Nick had a break down & said to me "Everybody's mad at me, I'm the douchebag, Im the fucking douchebag that everyone hates, Do you wanna come home with this douchebag?!"
You're going home with him aren't you?
I'll see ya in the morning when I leave his house
I'm gonna have bed sores at the end of this hangover.
$1 pitcher night should be outlawed.
You and Eric are like slutty bowling balls, and that poor family are the pins. They won't know what hit em.
strike, motherfucker.
Restaurants Roasting People Who Gave Them Negative Yelp Reviews (25 Pics)
Due to the events of st patties day last year I created a moral and ethical policy so that I won't get kicked out of the bar again.
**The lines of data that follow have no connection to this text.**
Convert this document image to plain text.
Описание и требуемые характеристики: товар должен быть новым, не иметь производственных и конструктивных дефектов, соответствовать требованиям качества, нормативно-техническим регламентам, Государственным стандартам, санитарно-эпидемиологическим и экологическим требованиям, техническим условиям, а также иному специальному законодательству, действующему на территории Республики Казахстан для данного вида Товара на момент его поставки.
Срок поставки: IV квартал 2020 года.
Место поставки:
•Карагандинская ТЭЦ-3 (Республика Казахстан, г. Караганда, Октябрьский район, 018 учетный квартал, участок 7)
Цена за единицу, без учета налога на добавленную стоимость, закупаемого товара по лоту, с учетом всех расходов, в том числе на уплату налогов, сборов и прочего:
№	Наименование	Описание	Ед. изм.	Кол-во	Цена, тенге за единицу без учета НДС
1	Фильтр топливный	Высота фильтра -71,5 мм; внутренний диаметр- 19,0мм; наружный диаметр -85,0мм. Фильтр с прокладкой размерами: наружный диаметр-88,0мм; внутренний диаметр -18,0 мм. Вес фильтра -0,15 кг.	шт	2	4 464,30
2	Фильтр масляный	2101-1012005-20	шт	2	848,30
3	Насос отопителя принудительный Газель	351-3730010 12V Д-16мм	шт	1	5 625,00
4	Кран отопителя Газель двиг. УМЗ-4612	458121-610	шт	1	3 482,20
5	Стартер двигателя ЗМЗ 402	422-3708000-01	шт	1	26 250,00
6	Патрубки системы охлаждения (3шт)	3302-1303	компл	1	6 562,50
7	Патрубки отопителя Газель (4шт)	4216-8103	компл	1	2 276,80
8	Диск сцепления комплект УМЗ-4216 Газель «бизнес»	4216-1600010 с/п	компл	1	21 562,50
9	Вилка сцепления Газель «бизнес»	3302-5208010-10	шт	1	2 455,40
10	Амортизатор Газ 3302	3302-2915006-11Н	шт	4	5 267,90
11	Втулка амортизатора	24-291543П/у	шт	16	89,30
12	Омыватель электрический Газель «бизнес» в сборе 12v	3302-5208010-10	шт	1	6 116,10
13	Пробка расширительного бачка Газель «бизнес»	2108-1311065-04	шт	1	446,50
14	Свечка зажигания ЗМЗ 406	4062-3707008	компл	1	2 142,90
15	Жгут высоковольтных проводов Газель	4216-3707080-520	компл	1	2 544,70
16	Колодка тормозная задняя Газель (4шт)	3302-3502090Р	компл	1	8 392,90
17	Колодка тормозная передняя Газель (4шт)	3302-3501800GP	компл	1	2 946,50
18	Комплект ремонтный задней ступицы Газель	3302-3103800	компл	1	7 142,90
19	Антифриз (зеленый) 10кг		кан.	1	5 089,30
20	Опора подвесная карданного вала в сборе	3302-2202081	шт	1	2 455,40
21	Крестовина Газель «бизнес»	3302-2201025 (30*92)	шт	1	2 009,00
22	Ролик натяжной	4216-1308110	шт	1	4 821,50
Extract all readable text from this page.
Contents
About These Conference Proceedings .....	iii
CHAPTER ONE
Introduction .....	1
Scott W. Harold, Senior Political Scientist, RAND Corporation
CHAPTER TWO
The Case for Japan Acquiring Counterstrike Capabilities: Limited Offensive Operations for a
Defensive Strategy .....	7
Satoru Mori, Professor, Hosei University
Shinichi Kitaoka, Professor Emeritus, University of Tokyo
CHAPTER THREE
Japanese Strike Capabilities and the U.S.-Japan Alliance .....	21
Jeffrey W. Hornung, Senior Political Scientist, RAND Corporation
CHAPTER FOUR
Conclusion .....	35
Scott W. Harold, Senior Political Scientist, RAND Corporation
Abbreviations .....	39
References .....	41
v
It mostly consists of not wearing pants so then I don't take them off at the bar.. and subsequently get kicked out.
we used the fire extinguisher you had been cuddling with to decorate the cop car while they were inside arresting everyone
We need more drag queens in our life I've decided
He actually just looked up and said I'm gonna cum in my pants. and he did. no shame.
FOund a bunch of old fireworks spring cleaning.
Who is our new insurance provider?
Woman Posts Harassing DMs From Creep Online, Now He’s Upset Because People Told His Mom
I threw up in my backpack last night, but at least it wasn't in the pizza box again
That makes sense.. A good Bj is a trump card in any argument
SHE POOPED THE CONDOM WHOLE
I'm just now realizing I've slept with guys from three different decades over the past year. That's gotta be some sort of record.
I need to stop being so honest when I'm drunk. I got proposed to by a stranger again last night. It's not my fault that I would be perfectly ok making sandwiches and giving blow jobs for the rest of my life.
She shit herself again. We're calling her the "Queen of Sharts".